Türkiye - Bergama Pergamon
Örnekler:
Caerleon-Galler-Birleşik Krallık
Şimdilerde çimle kaplı olan Caerleon amfitiyatrosu, İngiltere’deki en iyi korunmuş Roma amfisi örneği. MS. 90’da yapılan amfi, İsca Kalesi’nde konuşlanmış askerlerin eğitim alanıydı. Ortaçağ’dan beri bilinen bir yer. Yerliler, köylerine bina yapmak amacıyla buradaki dev blokları kullanmışlar. Galler’deki Liverpool Kazı ve Araştırma Komitesi tarafından 1909’da başlatılan kazı çalışmaları sayesinde heyecan verici keşifler yapıldı. Roma Lejyon Müzesi’nde görülebilecek olan buluntulardan en ilgi çekici olanı “Caerleon Laneti”. Yazarı bilinmemekle birlikte muhtemelen bir gladyatör ya da asker tarafından, botlarını ve pelerinini çalan hırsızın öldürülmesi ya da yaralanması için ceza tanrıçası Nemesis’e hitaben yaklaşık 10 cm’lik bir tablete yazılmış…
Emerita Augusta (Merida)-İspanya
MÖ. 8’de gladyatör karşılaşmaları ve hayvan dövüşleri için 15 bin kişilik seyirci kapasitesine ve eliptik bir sahneye sahip amfi. Sahneye en yakın sıralar en yüksek statüye sahip seyircilere ayrılmıştı. Bugün sadece bu sıralar ayakta kalabilmiş. Oyunlar önemini yitirince başka yerlerde kullanılmak üzere amfinin taşları sökülmüş.
Türkiye Antik Tiyatroları
Aspendos Antik Tiyatrosu
Antiphellos Antik Tiyatrosu
Şimdi bu amfitiyatrolar yada antik tiyatrolar günümüzde hayalet haline büründüler.Sadece gözümüze hitap ediyorlar.Peki Roma İmparatorluğu dönemlerini bir düşünün o şöhretli zamanları.Roma İmparatorluğu içerisinde bir vatandaşsınız ve günlük işlerinizi yapıyorsunuz.Ardından bu işleri bitiriyorsunuz ve boş zamanınız var hemen arkadaşlarınızla anlaşıp bir antik tiyatroya gidiyorsunuz orada dövüşen adamları izliyor zevkten dört köşe oluyorsunuz hayatınız boyunca görmediğiniz aslanları kaplanları orada görüyorsunuz tiyatrodaki bütün seyirciler hep bir ağızdan kudretli bir şekilde aynı anda destek sesleri ve coşku sesleri yükseltiyorlar.Kanlar akıyor vahşi hayvanlarla savaşılıyor.Belki seyircilerden üzülenler bile oluyor.Savaşan siz olmasanız bile adranalin hormonu salgılıyorsunuz.
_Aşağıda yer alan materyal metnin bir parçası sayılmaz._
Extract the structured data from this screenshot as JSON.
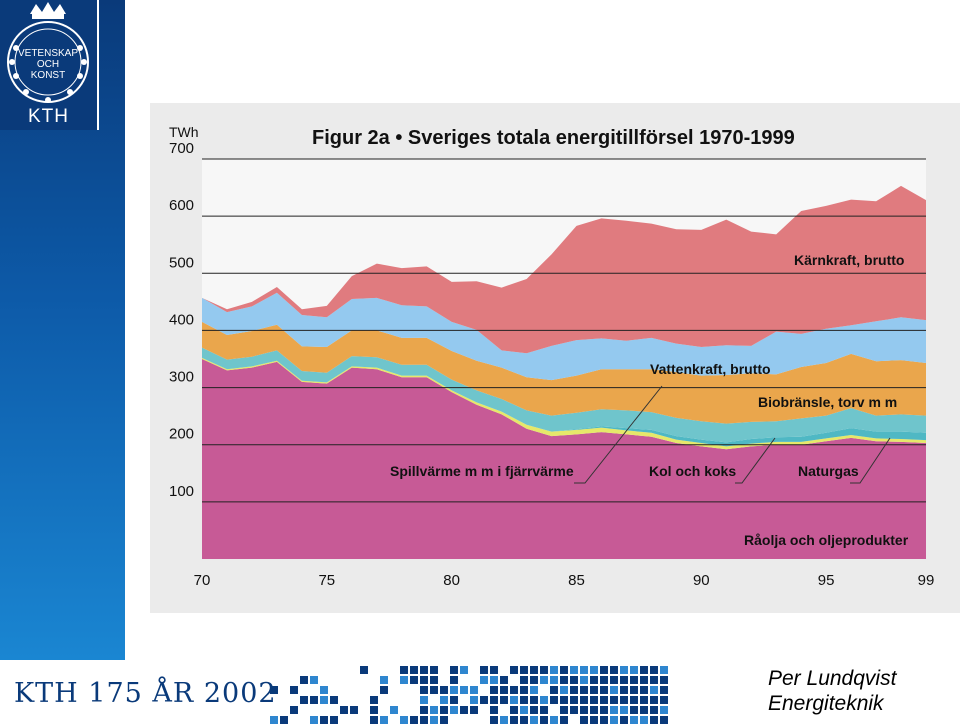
{
  "logo": {
    "ring_text": "VETENSKAP OCH KONST",
    "lines": [
      "VETENSKAP",
      "OCH",
      "KONST"
    ],
    "wordmark": "KTH"
  },
  "footer": {
    "banner": "KTH 175 ÅR 2002"
  },
  "author": {
    "name": "Per Lundqvist",
    "dept": "Energiteknik"
  },
  "colors": {
    "brand_blue": "#0a3a7a",
    "raolja": "#c75a96",
    "kol": "#e6e86a",
    "naturgas": "#4fb8c4",
    "spillvarme": "#6fc5cc",
    "biobransle": "#eaa64c",
    "vattenkraft": "#94c9ef",
    "karnkraft": "#e07b7f"
  },
  "chart_data": {
    "type": "area",
    "stacked": true,
    "title": "Figur 2a • Sveriges totala energitillförsel 1970-1999",
    "ylabel": "TWh",
    "xlabel": "",
    "ylim": [
      0,
      700
    ],
    "xlim": [
      1970,
      1999
    ],
    "grid": true,
    "x": [
      1970,
      1971,
      1972,
      1973,
      1974,
      1975,
      1976,
      1977,
      1978,
      1979,
      1980,
      1981,
      1982,
      1983,
      1984,
      1985,
      1986,
      1987,
      1988,
      1989,
      1990,
      1991,
      1992,
      1993,
      1994,
      1995,
      1996,
      1997,
      1998,
      1999
    ],
    "x_tick_labels": [
      {
        "x": 1970,
        "label": "70"
      },
      {
        "x": 1975,
        "label": "75"
      },
      {
        "x": 1980,
        "label": "80"
      },
      {
        "x": 1985,
        "label": "85"
      },
      {
        "x": 1990,
        "label": "90"
      },
      {
        "x": 1995,
        "label": "95"
      },
      {
        "x": 1999,
        "label": "99"
      }
    ],
    "y_ticks": [
      100,
      200,
      300,
      400,
      500,
      600,
      700
    ],
    "series": [
      {
        "name": "Råolja och oljeprodukter",
        "color": "#c75a96",
        "values": [
          350,
          330,
          335,
          345,
          310,
          307,
          335,
          332,
          318,
          318,
          292,
          270,
          253,
          228,
          215,
          218,
          222,
          218,
          214,
          203,
          197,
          192,
          197,
          200,
          200,
          206,
          212,
          206,
          205,
          203
        ]
      },
      {
        "name": "Kol och koks",
        "color": "#e6e86a",
        "values": [
          2,
          2,
          2,
          2,
          2,
          2,
          2,
          3,
          3,
          3,
          3,
          4,
          5,
          7,
          8,
          8,
          8,
          7,
          7,
          6,
          6,
          5,
          5,
          5,
          5,
          5,
          5,
          5,
          5,
          5
        ]
      },
      {
        "name": "Naturgas",
        "color": "#4fb8c4",
        "values": [
          0,
          0,
          0,
          0,
          0,
          0,
          0,
          0,
          0,
          0,
          0,
          0,
          0,
          0,
          0,
          1,
          2,
          4,
          5,
          6,
          6,
          7,
          8,
          8,
          9,
          10,
          12,
          12,
          13,
          13
        ]
      },
      {
        "name": "Spillvärme m m i fjärrvärme",
        "color": "#6fc5cc",
        "values": [
          18,
          17,
          17,
          18,
          17,
          17,
          18,
          18,
          19,
          19,
          19,
          21,
          22,
          25,
          28,
          29,
          30,
          31,
          31,
          32,
          32,
          33,
          30,
          28,
          32,
          30,
          35,
          28,
          30,
          30
        ]
      },
      {
        "name": "Biobränsle, torv m m",
        "color": "#eaa64c",
        "values": [
          45,
          43,
          45,
          45,
          43,
          45,
          45,
          47,
          47,
          47,
          50,
          52,
          55,
          58,
          62,
          65,
          70,
          72,
          75,
          80,
          80,
          85,
          85,
          82,
          90,
          92,
          95,
          95,
          95,
          92
        ]
      },
      {
        "name": "Vattenkraft, brutto",
        "color": "#94c9ef",
        "values": [
          42,
          40,
          43,
          56,
          55,
          52,
          55,
          57,
          57,
          55,
          51,
          54,
          30,
          42,
          60,
          62,
          54,
          50,
          55,
          50,
          50,
          52,
          48,
          75,
          58,
          60,
          50,
          70,
          75,
          75
        ]
      },
      {
        "name": "Kärnkraft, brutto",
        "color": "#e07b7f",
        "values": [
          0,
          5,
          8,
          10,
          10,
          20,
          40,
          60,
          65,
          70,
          70,
          85,
          110,
          130,
          160,
          200,
          210,
          210,
          200,
          200,
          205,
          220,
          200,
          170,
          215,
          215,
          220,
          210,
          230,
          210
        ]
      }
    ],
    "total": [
      457,
      437,
      450,
      476,
      437,
      443,
      495,
      517,
      509,
      512,
      485,
      486,
      475,
      490,
      533,
      583,
      596,
      592,
      587,
      577,
      576,
      594,
      573,
      568,
      609,
      618,
      629,
      626,
      653,
      628
    ],
    "annotations": [
      {
        "text": "Kärnkraft, brutto",
        "series": "Kärnkraft, brutto"
      },
      {
        "text": "Vattenkraft, brutto",
        "series": "Vattenkraft, brutto"
      },
      {
        "text": "Biobränsle, torv m m",
        "series": "Biobränsle, torv m m"
      },
      {
        "text": "Spillvärme m m i fjärrvärme",
        "series": "Spillvärme m m i fjärrvärme"
      },
      {
        "text": "Kol och koks",
        "series": "Kol och koks"
      },
      {
        "text": "Naturgas",
        "series": "Naturgas"
      },
      {
        "text": "Råolja och oljeprodukter",
        "series": "Råolja och oljeprodukter"
      }
    ]
  }
}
Veya sevdiğiniz Romalı bir kız var.Onu antik tiyatroya götürüyorsunuz daha önce hiç antik tiyatroya gitmemiş çıkıyorsunuz trübünlere oturuyorsunuz aslanların parçaladığı insanları gören kız korkuyor ve size sarılıyor. Bunları bir düşünün. Neler yaşandığını. Acaba seyircilerden oraya atlayan bir çılgın olmuşmudur? Veya aslan,kaplan gibi vahşi hayvanları dize getirebilen? Bu sahneleri gözünüzün önünde bir canlandırın;arenada adamlar,savaşçılar,köleler,vahşi hayvanlar var ve sonucun ne olacağını bilmiyorsunuz. Arkadan ise coşku sesleri yükseliyor ve bu sesler yankılanıyor. Roma İmparatorluğu halkın mutluluğunu arttırmak için böyle antik tiyatrolar yapmışlardır. Kendileri dışında kalan herkese barbar diyen Roma İmparatorluğu. Tabi düşünmek lazım Roma İmparatorluğu barbar değil mi? Ya da modern barbarlar mı? Tabi bunu o döneme göre yargılamak lazım. Her halükarda Antik tiyatrolar batı medeniyetinin bir parçası.